I placed the sapling in a pot in my balcony and watered it. After an initial week of wilting due to the transplantation, tiny leaves sprouted and eventually I had a sapling with six leaves, all shiny green. I worried then that the balcony of a flat was no place for a future monster peepal tree, and the idea struck me — bonsai, a whole tree in miniature. Thanking the Japanese, I snipped off new shoots of leaves and watched to see if its trunk grew.

Two years later, the potted peepal, regularly pruned, still looked scraggy and didn’t look anything like a bonsai, but it gave me something to do every day, watering the pot, snipping off sprouting leaves, staring at the sapling, and willing it to grow.

Unfortunately, a random Google search yielded the counsel that peepal should not be grown within the perimeter of the house. Vibration and magnetic field, it said. Bad luck and stuff.
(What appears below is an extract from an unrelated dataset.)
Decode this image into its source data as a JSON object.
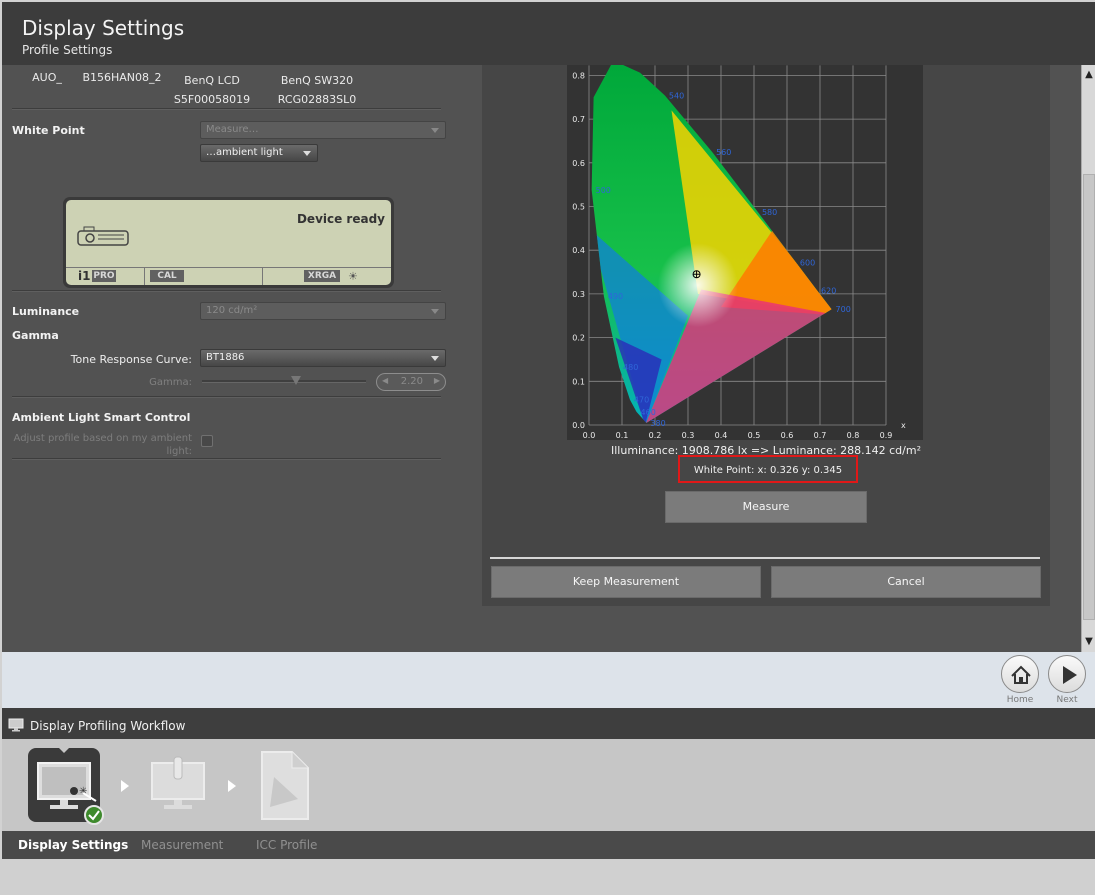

The clincher was the hint of evil spirits, at which we panicked. So, much against my will, I had to take the peepal out of the house. I didn’t want to be blamed for every leaking tap, dropped crockery or mishap.

I found a place for my peepal in the vast vacant lot in my neighbourhood on the route of my morning walk. Dug a hole there and transplanted it right amongst other wild-growing shrubbery. I stamped out the surrounding foliage so they would not compete with my peepal for nourishment. It was summer, and the area looked a bit parched. So I took to carrying a bottle of water each morning during my walk and stopping by to empty the bottle over the erstwhile bonsai, now free to grow to its true magnificence.

The thing is, while the hardy shrubbery all around seemed to thrive, my transplanted peepal right in their midst seemed to wilt, suffering perhaps firom introduction to new soil. I was partial to watering only the peepal with the limited bottle water supply every day, while feeling mildly guilty that I couldn’t water the whole acreage of plants around.

It’s been another year gone, and the peepal hasn’t put up a good show, despite my pampering and nannying. Maybe that is precisely the problem — my plant is expecting preferential treatment. So I’ve stopped the watering and clearing of space around the peepal. Let the thing strike out more roots, compete with other plants: I was done with the spoon-feeding. Now it’s been a couple of months more and I check in with the peepal from afar, on my walk. Nothing to report, sorry to say. The bonsai mentality has taken hold, is my conclusion. Just as it happens with some people.